斧はかなり手入れされている。持ち主の荒々しさからすれば似つかわしくナック、器用な用だった。いや、違う。
手入れしなければこの戦いについてこれずにすぐ壊れてしまうのだろう。この暴力的な戦いに。
「ぐらぁ!!」
一撃。それは小動物ならたやすく命を奪えてしまうほどの一撃だっただろう。
しかし、恐竜もかなり強かった。それは鍛えているから、だとかそういう強さではない。
つまり、弱いものは生きて行けず、強い者だけしか生き残れなくなったという強さだった。つまり、それは遺伝による強さ。
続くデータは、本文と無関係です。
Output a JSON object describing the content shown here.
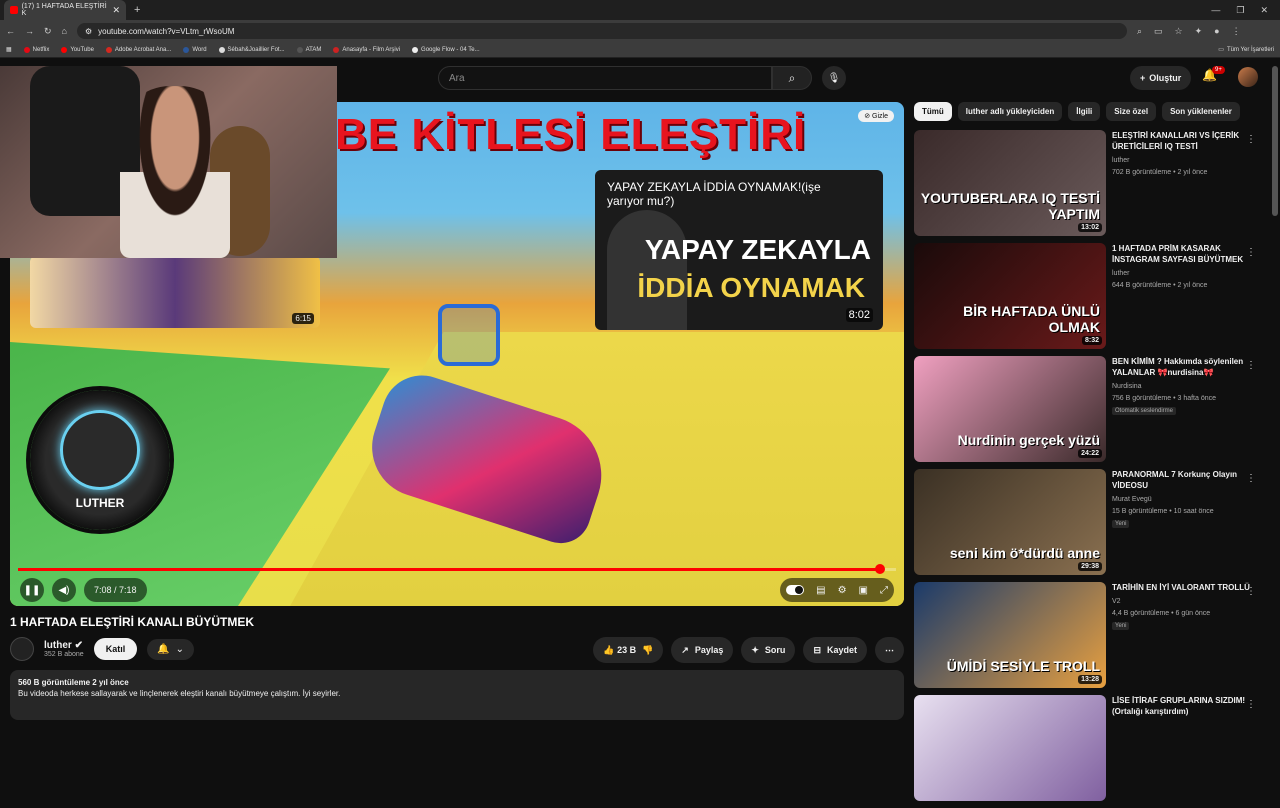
{
  "browser": {
    "tab_title": "(17) 1 HAFTADA ELEŞTİRİ K",
    "url": "youtube.com/watch?v=VLtm_rWsoUM",
    "bookmarks": [
      "Netflix",
      "YouTube",
      "Adobe Acrobat Ana...",
      "Word",
      "Sébah&Joaillier Fot...",
      "ATAM",
      "Anasayfa - Film Arşivi",
      "Google Flow - 04 Te..."
    ],
    "bookmarks_right": "Tüm Yer İşaretleri"
  },
  "header": {
    "search_placeholder": "Ara",
    "create_label": "Oluştur",
    "notif_badge": "9+"
  },
  "player": {
    "overlay_title": "BE KİTLESİ ELEŞTİRİ",
    "hide_label": "Gizle",
    "card_left_duration": "6:15",
    "card_right_title": "YAPAY ZEKAYLA İDDİA OYNAMAK!(işe yarıyor mu?)",
    "card_right_big1": "YAPAY ZEKAYLA",
    "card_right_big2": "İDDİA OYNAMAK",
    "card_right_duration": "8:02",
    "channel_badge": "LUTHER",
    "time": "7:08 / 7:18",
    "progress": 0.982
  },
  "video": {
    "title": "1 HAFTADA ELEŞTİRİ KANALI BÜYÜTMEK",
    "channel": "luther",
    "subs": "352 B abone",
    "join": "Katıl",
    "likes": "23 B",
    "share": "Paylaş",
    "ask": "Soru",
    "save": "Kaydet",
    "views_date": "560 B görüntüleme  2 yıl önce",
    "description": "Bu videoda herkese sallayarak ve linçlenerek eleştiri kanalı büyütmeye çalıştım. İyi seyirler."
  },
  "chips": [
    "Tümü",
    "luther adlı yükleyiciden",
    "İlgili",
    "Size özel",
    "Son yüklenenler"
  ],
  "recs": [
    {
      "title": "ELEŞTİRİ KANALLARI VS İÇERİK ÜRETİCİLERİ IQ TESTİ",
      "channel": "luther",
      "meta": "702 B görüntüleme • 2 yıl önce",
      "duration": "13:02",
      "caption": "YOUTUBERLARA IQ TESTİ YAPTIM",
      "badge": "",
      "color1": "#3a2a2a",
      "color2": "#6a5a5a"
    },
    {
      "title": "1 HAFTADA PRİM KASARAK İNSTAGRAM SAYFASI BÜYÜTMEK",
      "channel": "luther",
      "meta": "644 B görüntüleme • 2 yıl önce",
      "duration": "8:32",
      "caption": "BİR HAFTADA ÜNLÜ OLMAK",
      "badge": "",
      "color1": "#1a0a0a",
      "color2": "#6a1a1a"
    },
    {
      "title": "BEN KİMİM ? Hakkımda söylenilen YALANLAR 🎀nurdisina🎀",
      "channel": "Nurdisina",
      "meta": "756 B görüntüleme • 3 hafta önce",
      "duration": "24:22",
      "caption": "Nurdinin gerçek yüzü",
      "badge": "Otomatik seslendirme",
      "color1": "#f0a0c0",
      "color2": "#3a2a2a"
    },
    {
      "title": "PARANORMAL 7 Korkunç Olayın VİDEOSU",
      "channel": "Murat Evegü",
      "meta": "15 B görüntüleme • 10 saat önce",
      "duration": "29:38",
      "caption": "seni kim ö*dürdü anne",
      "badge": "Yeni",
      "color1": "#3a3024",
      "color2": "#8a7050"
    },
    {
      "title": "TARİHİN EN İYİ VALORANT TROLLÜ",
      "channel": "V2",
      "meta": "4,4 B görüntüleme • 6 gün önce",
      "duration": "13:28",
      "caption": "ÜMİDİ SESİYLE TROLL",
      "badge": "Yeni",
      "color1": "#1a3a6a",
      "color2": "#e8a040"
    },
    {
      "title": "LİSE İTİRAF GRUPLARINA SIZDIM! (Ortalığı karıştırdım)",
      "channel": "",
      "meta": "",
      "duration": "",
      "caption": "",
      "badge": "",
      "color1": "#e8e0f0",
      "color2": "#8060a0"
    }
  ]
}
首は鍛えられないと現代で言われているが、それは今の人類でいうところの常識で図ったものにすぎない。何世代も強さを重ねていたがゆえに、不可能だった首の筋肉の発達が、可能な種族だけが生き残ったというだけのこと。
人と比べて鈍重な恐竜は、彼の攻撃を全身でどこでも受け止められなければ、生きていけない。
まさしくその強さは、何故石が硬いのか?とか、何故水は切ることができないのか?という疑問の答えと同じ。なるべくしてそうなったというだけのこと。
だが、ここで注目kするべきは、そんな、鋼鉄のような防御力を誇る恐竜に対し、ざっくりと浅くとも手傷を負わせた原始人の一撃にこそあった。
現代でこそ肉体的には動物に劣る筋力や運動能力を持つ人類であったが、それと比べこの生物は別物と言えた。
彼は握力やスピードもゴリラを超えているし、さらにチーターと匹敵するほどの脚力も兼ね備えていた。総合量でいうならば、地上トップクラスと言えただろう。
さて、そんな戦闘狂である彼は、一撃を加えた後、退避。直後に圧倒的質量を備えた尻尾の攻撃が一瞬彼がいた空間を削り取った。
いくら戦闘狂といえど、質量の差が覆しがたい。それがもし直撃していれば、いくら何でも即死。および瀕死は確実と言えた。当然それによって命を落とした同胞も数知れない。
だが、そのおかげで・・その淘汰のおかげで、彼らは空気圧や光の微妙な差異を肌感覚で感じ取り、気配という名前のついていない何かを察知する能力に目覚めていた。
続けて、反撃する。
「うぉおおおおおおお!!」
これは聖なる戦い。
理屈から言えば、集団戦によって罠などを用いて倒すのが一番簡単でより確実な方法だ。
だが、敬意のようなもの、おそらく宗教的な何かによって、彼らは恐竜との一騎打ちを望むのだ。